Online drug delivery in France is booming. In our country, it is forbidden to sell prescription treatments online, with the exception of pharmacies authorized to deliver drugs to homes, including those prescribed by prescription. So far, this service has remained rather anecdotal. But two recent initiatives launched in July could be a game-changer.
24/7 delivery for urgent needs
The first one, Pharma Best, is a service offered by a Marseille pharmacy in partnership with La Poste. The second is a start-up targeting the Paris region and responding to the name of Pharma Express. The two innovations work via smartphone applications which allow the prescription to be scanned and sent to the pharmacies concerned. Once the purchase is complete, it is the pharmacists themselves (and only them) who prepare the orders. Couriers will then take over to deliver the packages to the patients’ homes.
“Until now there was the problem of back and forth to make with the paper prescription, which is long and expensive,” Jordan Cohen, president of Pharma Express, told AFP. “With Pharma Express, drugs will be delivered” 7 days a week, 24 hours a day, within less than an hour, “promises the latter. The Paris-based company, which primarily targets urgent drug needs, announced the establishment of a partnership with SOS Médecin in July. It also plans to partner with around thirty independent pharmacies by the fall.
For its part, Pharma Best mainly targets the elderly and people with reduced mobility and offers delivery in the afternoon or morning following the order. By the end of the year, its service should extend to 60 pharmacies across France.

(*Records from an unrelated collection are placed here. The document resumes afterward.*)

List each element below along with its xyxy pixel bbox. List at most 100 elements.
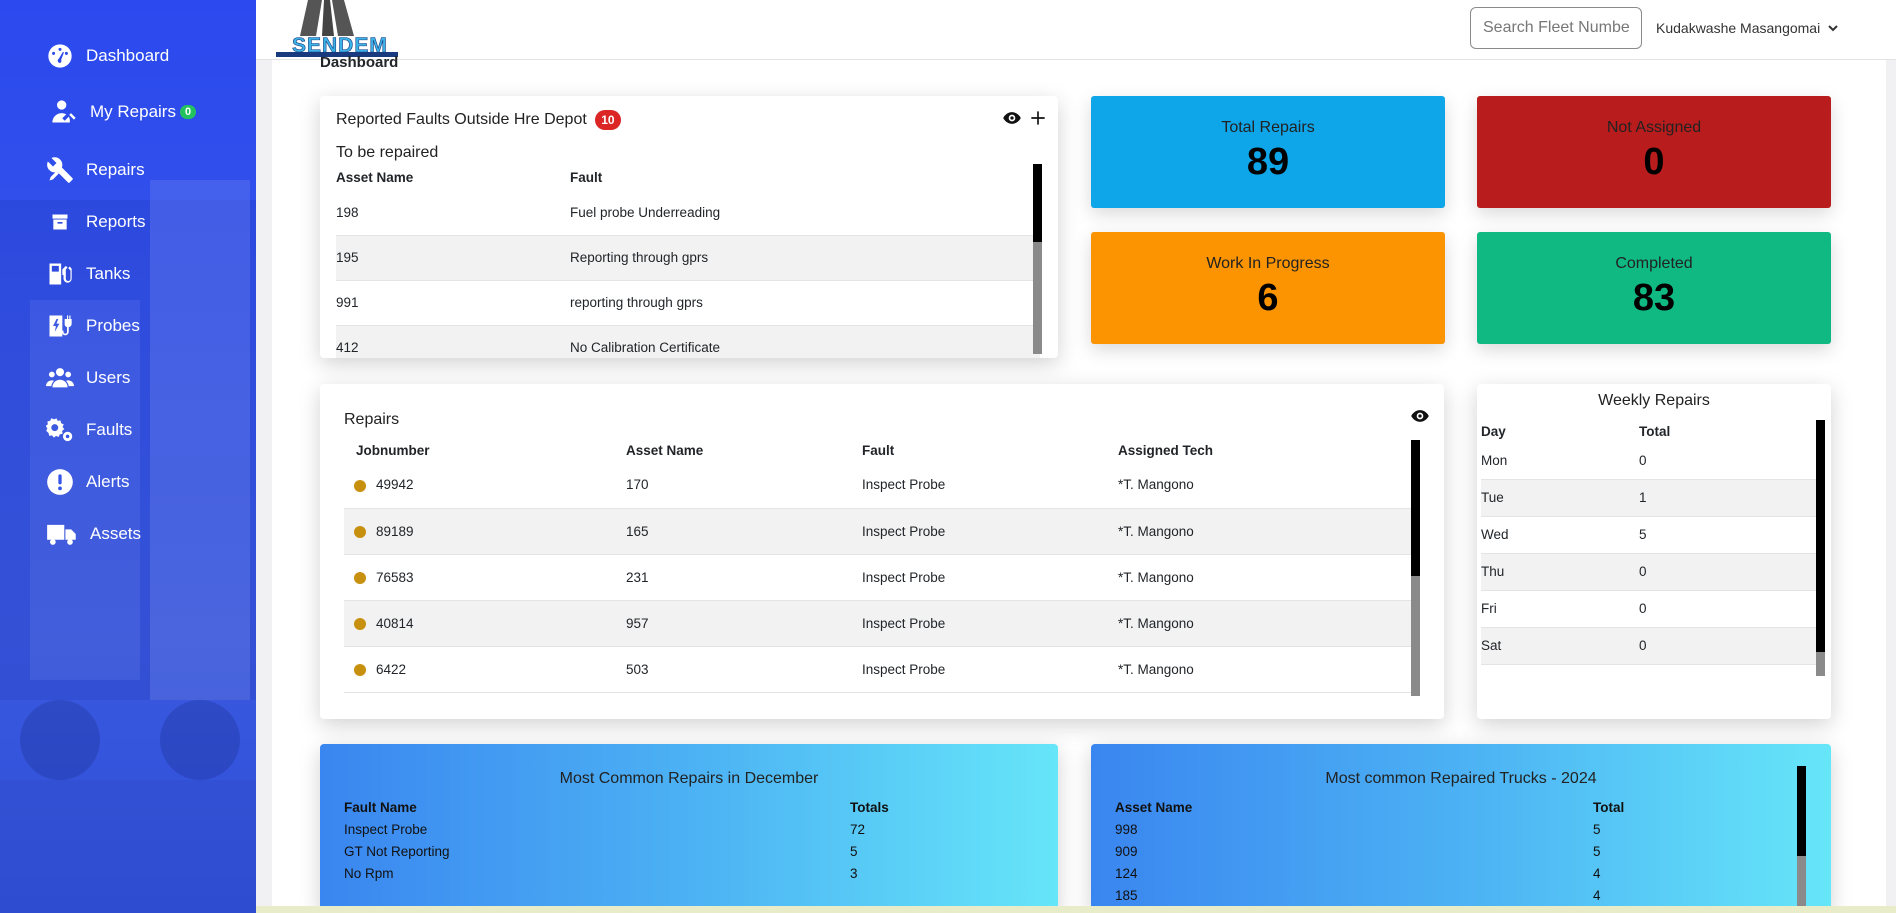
table-row[interactable]: 991 reporting through gprs bbox=[336, 280, 1040, 326]
table-row[interactable]: Thu 0 bbox=[1481, 553, 1819, 591]
weekly-repairs-card: Weekly Repairs Day Total Mon 0 Tue 1 Wed… bbox=[1477, 384, 1831, 719]
faults-table: Asset Name Fault 198 Fuel probe Underrea… bbox=[336, 164, 1040, 358]
repairs-scrollbar-thumb[interactable] bbox=[1411, 440, 1420, 576]
repairs-asset-cell: 231 bbox=[626, 554, 862, 601]
total-repairs-card[interactable]: Total Repairs 89 bbox=[1091, 96, 1445, 208]
sidebar-item-reports[interactable]: Reports bbox=[46, 202, 146, 242]
common-trucks-total-cell: 4 bbox=[1593, 865, 1601, 881]
common-repairs-fault-cell: No Rpm bbox=[344, 865, 394, 881]
table-row[interactable]: 124 4 bbox=[1115, 862, 1795, 884]
faults-fault-cell: Reporting through gprs bbox=[570, 235, 1040, 281]
faults-asset-cell: 412 bbox=[336, 340, 359, 356]
reported-faults-title-text: Reported Faults Outside Hre Depot bbox=[336, 111, 587, 128]
table-row[interactable]: 909 5 bbox=[1115, 840, 1795, 862]
common-repairs-col-fault: Fault Name bbox=[344, 799, 417, 815]
weekly-day-cell: Wed bbox=[1481, 516, 1639, 554]
not-assigned-label: Not Assigned bbox=[1606, 119, 1702, 136]
repairs-scrollbar[interactable] bbox=[1411, 440, 1420, 696]
table-row[interactable]: 195 Reporting through gprs bbox=[336, 235, 1040, 281]
completed-value: 83 bbox=[1632, 277, 1676, 319]
sidebar-item-my-repairs[interactable]: My Repairs 0 bbox=[50, 92, 197, 132]
common-repairs-col-totals: Totals bbox=[850, 799, 889, 815]
table-row[interactable]: 76583 231 Inspect Probe *T. Mangono bbox=[344, 554, 1416, 601]
view-faults-button[interactable] bbox=[1002, 108, 1022, 133]
table-row[interactable]: 49942 170 Inspect Probe *T. Mangono bbox=[344, 462, 1416, 509]
users-icon bbox=[46, 368, 74, 388]
common-trucks-table: Asset Name Total 998 5 909 5 124 4 185 4 bbox=[1115, 796, 1795, 906]
sidebar-item-tanks[interactable]: Tanks bbox=[46, 254, 130, 294]
company-logo[interactable]: SENDEM bbox=[272, 0, 402, 60]
table-row[interactable]: Mon 0 bbox=[1481, 442, 1819, 480]
faults-subtitle: To be repaired bbox=[336, 144, 439, 161]
table-row[interactable]: Inspect Probe 72 bbox=[344, 818, 1024, 840]
top-bar: SENDEM Kudakwashe Masangomai bbox=[256, 0, 1896, 60]
faults-fault-cell: No Calibration Certificate bbox=[570, 340, 721, 356]
repairs-fault-cell: Inspect Probe bbox=[862, 646, 1118, 693]
add-fault-button[interactable] bbox=[1028, 108, 1048, 133]
sidebar: Dashboard My Repairs 0 Repairs Reports T… bbox=[0, 0, 256, 913]
common-repairs-total-cell: 3 bbox=[850, 865, 858, 881]
table-row[interactable]: 198 Fuel probe Underreading bbox=[336, 190, 1040, 236]
tools-icon bbox=[47, 157, 73, 183]
repairs-asset-cell: 503 bbox=[626, 646, 862, 693]
repairs-fault-cell: Inspect Probe bbox=[862, 554, 1118, 601]
weekly-total-cell: 0 bbox=[1639, 590, 1819, 628]
user-menu[interactable]: Kudakwashe Masangomai bbox=[1656, 20, 1838, 36]
table-row[interactable]: Tue 1 bbox=[1481, 479, 1819, 517]
sidebar-item-repairs[interactable]: Repairs bbox=[46, 150, 145, 190]
search-fleet-input[interactable] bbox=[1470, 7, 1642, 49]
weekly-scrollbar-thumb[interactable] bbox=[1816, 420, 1825, 652]
faults-fault-cell: reporting through gprs bbox=[570, 280, 1040, 326]
completed-card[interactable]: Completed 83 bbox=[1477, 232, 1831, 344]
sidebar-item-label: Faults bbox=[86, 420, 133, 439]
common-trucks-asset-cell: 185 bbox=[1115, 887, 1138, 903]
table-row[interactable]: 998 5 bbox=[1115, 818, 1795, 840]
table-row[interactable]: 40814 957 Inspect Probe *T. Mangono bbox=[344, 600, 1416, 647]
table-row[interactable]: Fri 0 bbox=[1481, 590, 1819, 628]
dashboard-icon bbox=[48, 44, 72, 68]
common-repairs-total-cell: 5 bbox=[850, 843, 858, 859]
common-trucks-scrollbar-thumb[interactable] bbox=[1797, 766, 1806, 856]
plus-icon bbox=[1031, 111, 1045, 125]
repairs-card: Repairs Jobnumber Asset Name Fault Assig… bbox=[320, 384, 1444, 719]
total-repairs-label: Total Repairs bbox=[1221, 119, 1315, 136]
table-row[interactable]: 6422 503 Inspect Probe *T. Mangono bbox=[344, 646, 1416, 693]
work-in-progress-value: 6 bbox=[1257, 277, 1279, 319]
common-repairs-fault-cell: GT Not Reporting bbox=[344, 843, 450, 859]
chevron-down-icon bbox=[1828, 25, 1838, 32]
sidebar-item-faults[interactable]: Faults bbox=[46, 410, 132, 450]
weekly-total-cell: 0 bbox=[1639, 553, 1819, 591]
common-trucks-asset-cell: 124 bbox=[1115, 865, 1138, 881]
weekly-day-cell: Thu bbox=[1481, 553, 1639, 591]
table-row[interactable]: 185 4 bbox=[1115, 884, 1795, 906]
common-trucks-scrollbar[interactable] bbox=[1797, 766, 1806, 913]
bottom-strip bbox=[256, 906, 1896, 913]
truck-background-image bbox=[0, 180, 256, 913]
weekly-total-cell: 1 bbox=[1639, 479, 1819, 517]
weekly-col-total: Total bbox=[1639, 423, 1671, 439]
table-row[interactable]: GT Not Reporting 5 bbox=[344, 840, 1024, 862]
repairs-job-cell: 76583 bbox=[376, 569, 414, 585]
sidebar-item-dashboard[interactable]: Dashboard bbox=[46, 36, 169, 76]
gears-icon bbox=[46, 418, 73, 442]
sidebar-item-assets[interactable]: Assets bbox=[46, 514, 141, 554]
sidebar-item-probes[interactable]: Probes bbox=[46, 306, 140, 346]
table-row[interactable]: Sat 0 bbox=[1481, 627, 1819, 665]
weekly-scrollbar[interactable] bbox=[1816, 420, 1825, 676]
table-row[interactable]: 412 No Calibration Certificate bbox=[336, 325, 1040, 358]
table-row[interactable]: 89189 165 Inspect Probe *T. Mangono bbox=[344, 508, 1416, 555]
repairs-job-cell: 40814 bbox=[376, 615, 414, 631]
table-row[interactable]: No Rpm 3 bbox=[344, 862, 1024, 884]
sidebar-item-users[interactable]: Users bbox=[46, 358, 130, 398]
truck-icon bbox=[47, 524, 76, 545]
view-repairs-button[interactable] bbox=[1410, 406, 1430, 431]
not-assigned-card[interactable]: Not Assigned 0 bbox=[1477, 96, 1831, 208]
repairs-tech-cell: *T. Mangono bbox=[1118, 462, 1416, 509]
repairs-tech-cell: *T. Mangono bbox=[1118, 554, 1416, 601]
work-in-progress-card[interactable]: Work In Progress 6 bbox=[1091, 232, 1445, 344]
table-row[interactable]: Wed 5 bbox=[1481, 516, 1819, 554]
faults-scrollbar[interactable] bbox=[1033, 164, 1042, 354]
sidebar-item-alerts[interactable]: Alerts bbox=[46, 462, 129, 502]
my-repairs-count-badge: 0 bbox=[179, 105, 197, 119]
faults-scrollbar-thumb[interactable] bbox=[1033, 164, 1042, 242]
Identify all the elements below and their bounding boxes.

“Compulsory point of passage”
Such a method of prescription allows pharmacists to keep up to date and adapt to new consumer trends. However, the order of pharmacists sees limits in this type of device, starting with the close relationship between the pharmacist and the patient, which could suffer.
“Systematizing home delivery is not a satisfactory approach. Pharmacy, like medicine, is a health profession based on a unique conference with the patient “, estimated one of the officials Alain Delgutte, interviewed by AFP. Vincent Genet, Genet, health specialist from the consulting firm Alcimed, believes, however, that the fact that pharmacies are responsible for preparing packages makes it possible to to consolidate “their role as an obligatory crossing point “.
However, this is not the first time that the delivery of medicines to the home by pharmacies has been tested in France. In fact, La Poste has been testing the “Proxi Course Santé” formula for more than three years, a door-to-door service for pharmacists, used by around 700 pharmacies.
A solution against medical deserts?
Of the 22,000 pharmacies in France, the figure seems more than modest. And for good reason, since the pharmacist must travel to a La Poste agency to collect the order from his patients. However, the company promises the possibility for the pharmacist to order his package online “by the end of 2017”.
Home delivery of medicines could appear as a long-term solution to address medical desertification in rural areas. But for Vincent Genet, the game is far from won because “the economic model obviously holds up better in large population pools”.